Cloppenburg - Was waren das doch für Zeiten beim Mariä Geburtsmarkt: Noch vor 20 Jahren spielte am Kirmes-Samstag eine Band zum Tanz auf, die Münsterlandhalle war brechend voll. Am Montag machten die Betriebe mittags Feierabend, die Schule war um 12 Uhr beendet, und alle strömten auf den Marktplatz. Aus und vorbei.

Und so sieht’s heute aus: Die Zahl der Gänge auf dem Marktgelände wurde von drei auf zwei reduziert, insbesondere die Großfahrgeschäfte lassen Cloppenburg inzwischen häufig links liegen. „Heute muss der Marktmeister noch einen Tag vor der Eröffnung telefonieren, vor 20 Jahren haben wir reihenweise Absagen ausgesprochen“, beschrieb der städtische Ordnungsamtsleiter Reinhard Riedel am Mittwochabend bei der Sitzung des Kultur-, Sport- und Marktauschusses die Situation.

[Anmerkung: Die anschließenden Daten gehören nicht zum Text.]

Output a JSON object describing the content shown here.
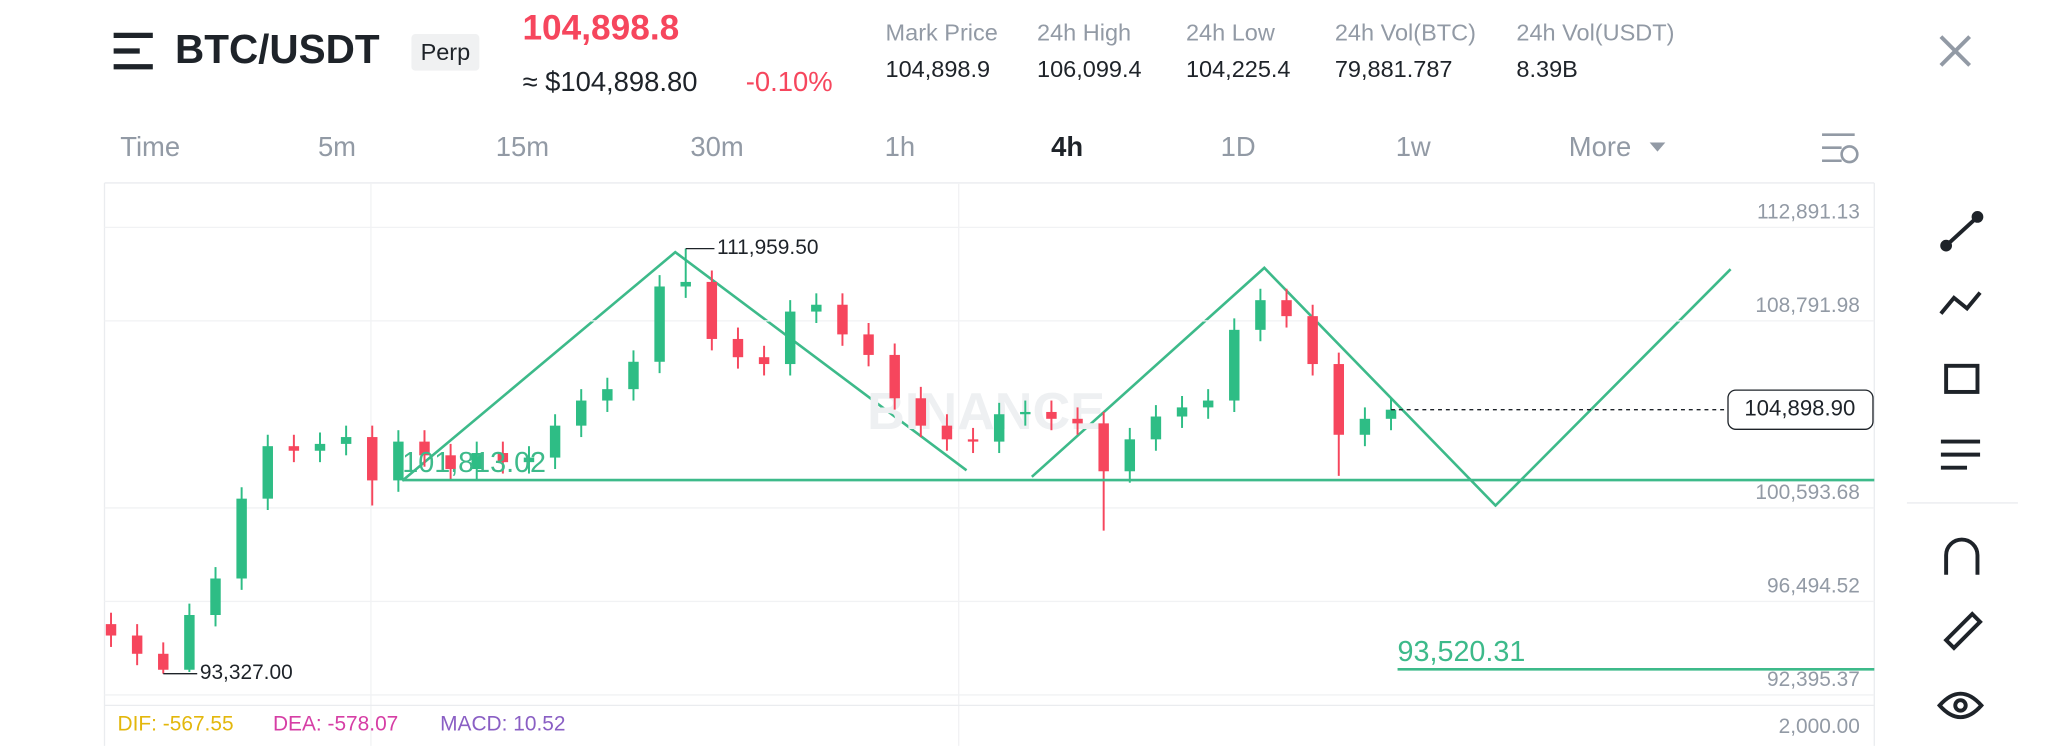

Wegen der nur noch geringen Resonanz wurde das Programm in der Markthalle eingestellt. Firmen und Schüler treffen sich schon lange nicht mehr auf dem Markt, es wird inzwischen normal gearbeitet bzw. bis 13.15 Uhr zur Schule gegangen. Darüber hinaus wurde der traditionelle Viehmarkt in den vergangenen Jahren immer schwächer besucht, so dass er seit 2016 gar nicht mehr stattfindet. Und am Sonntag ist die Stadt voll, weil die Geschäfte geöffnet haben, und der Markt leer, befand SPD-Ausschussmitglied Andreas Borchers.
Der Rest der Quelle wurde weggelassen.